The timing matters. Prague City Hall is currently mid-way through a five-year digital infrastructure upgrade, running until 2028, that was budgeted at roughly 1.4 billion Czech crowns. Duplicate image data is not a trivial footnote in that project — it directly affects how efficiently the city can migrate legacy records into the new unified system. The longer the problem is ignored, the more expensive the eventual cleanup becomes.
What the Experts Are Saying
Staff at the Prague City Archive on Archivní Street in Střešovice have been grappling with the problem for at least two years. The archive holds records going back to the 13th century, and its digitisation push accelerated significantly after 2020. According to technical documentation published by the archive, batch scanning operations — particularly of cadastral maps and building permits from the 1950s through the 1980s — produced high duplication rates when multiple departments submitted overlapping source materials without prior deduplication checks.
The Institute of Planning and Development of the Capital City of Prague, known by its Czech acronym IPR Praha and headquartered on Vyšehradská Street in Nové Město, has flagged the issue in internal working papers shared with the City Council's committee on digitalisation. IPR Praha manages extensive photographic and cartographic databases tied to ongoing urban planning projects across districts including Žižkov, Holešovice, and Smíchov. Technical staff at the institute have described the duplication problem as a product of decentralised data entry, where individual project teams uploaded images independently without referencing a shared master catalogue.
Miroslav Baštař, a data governance lecturer at Czech Technical University's Faculty of Civil Engineering in Dejvice, has written about the issue in professional journals, arguing that Prague's situation is not unique — cities including Warsaw and Vienna faced similar challenges during their own digitisation transitions — but that Prague's relatively late adoption of automated deduplication tools has made the backlog larger than necessary. He has estimated, in published academic work, that between 15 and 22 percent of images in mid-sized European municipal archives are duplicates at the point of first audit.
The Path Forward
Prague's Department of Information Technology issued a public procurement notice in May 2026 seeking vendors capable of supplying perceptual hashing and machine-learning-assisted deduplication software for a pilot programme covering approximately 400,000 image files. The pilot is scheduled to run through the fourth quarter of 2026, with results to be reviewed by the City Council's digitalisation committee in January 2027.
Heritage preservation groups have their own concerns. Spolek Za Starou Prahu, the civic association dedicated to preserving Prague's historic built environment and founded in 1900, has publicly urged the city to ensure that deduplication processes include human review for images of listed buildings and protected zones, particularly in Malá Strana and the Jewish Quarter. Automated deletion, the group has argued in correspondence with the city, risks removing what appear to be duplicates but are actually distinct images showing different states of deterioration or renovation.

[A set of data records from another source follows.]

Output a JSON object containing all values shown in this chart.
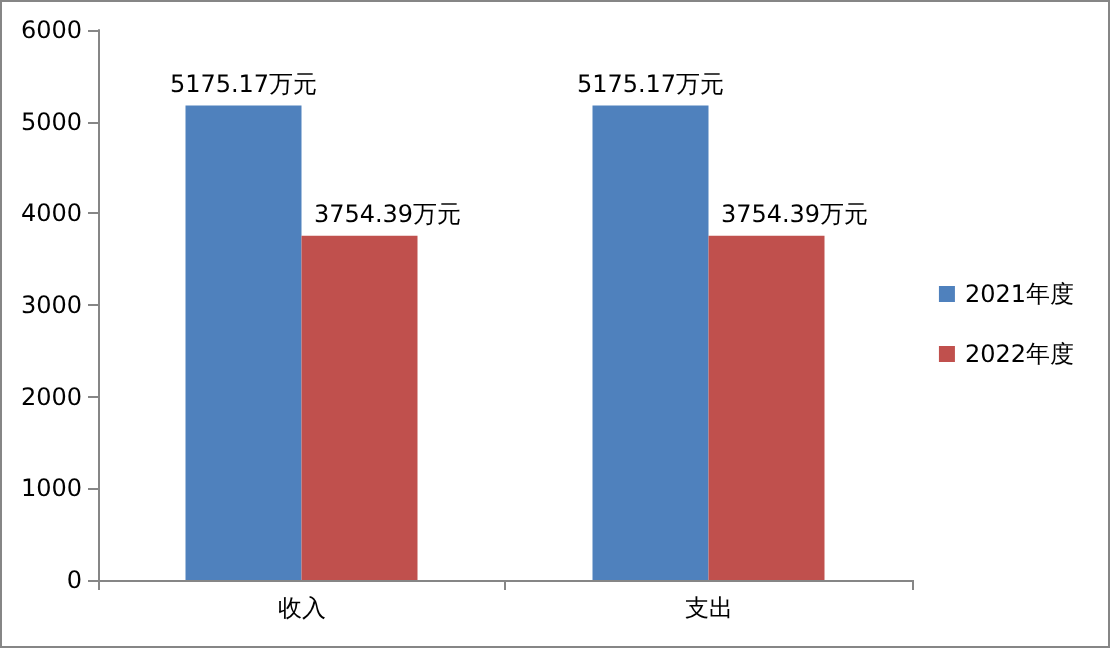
{
  "chart_data": {
    "type": "bar",
    "categories": [
      "收入",
      "支出"
    ],
    "series": [
      {
        "name": "2021年度",
        "color": "#4f81bd",
        "values": [
          5175.17,
          5175.17
        ],
        "value_labels": [
          "5175.17万元",
          "5175.17万元"
        ]
      },
      {
        "name": "2022年度",
        "color": "#c0504d",
        "values": [
          3754.39,
          3754.39
        ],
        "value_labels": [
          "3754.39万元",
          "3754.39万元"
        ]
      }
    ],
    "ylim": [
      0,
      6000
    ],
    "yticks": [
      0,
      1000,
      2000,
      3000,
      4000,
      5000,
      6000
    ],
    "grid": false,
    "legend": "right"
  }
}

The practical stakes are real for anyone using Prague's public records. Architects filing permit applications in districts like Vinohrady frequently cross-reference historical imagery from city databases, and redundant files increase search times. Journalists and researchers accessing the National Technical Museum's digitised collections on Kostelní Street in Holešovice encounter similar friction.
The deduplication pilot's results, expected in early 2027, will determine whether the city rolls out the technology across all municipal repositories or opts for a more labour-intensive manual review process. Either way, officials appear agreed that the status quo — hundreds of thousands of redundant files accumulating storage costs estimated at tens of thousands of crowns per month — is no longer sustainable.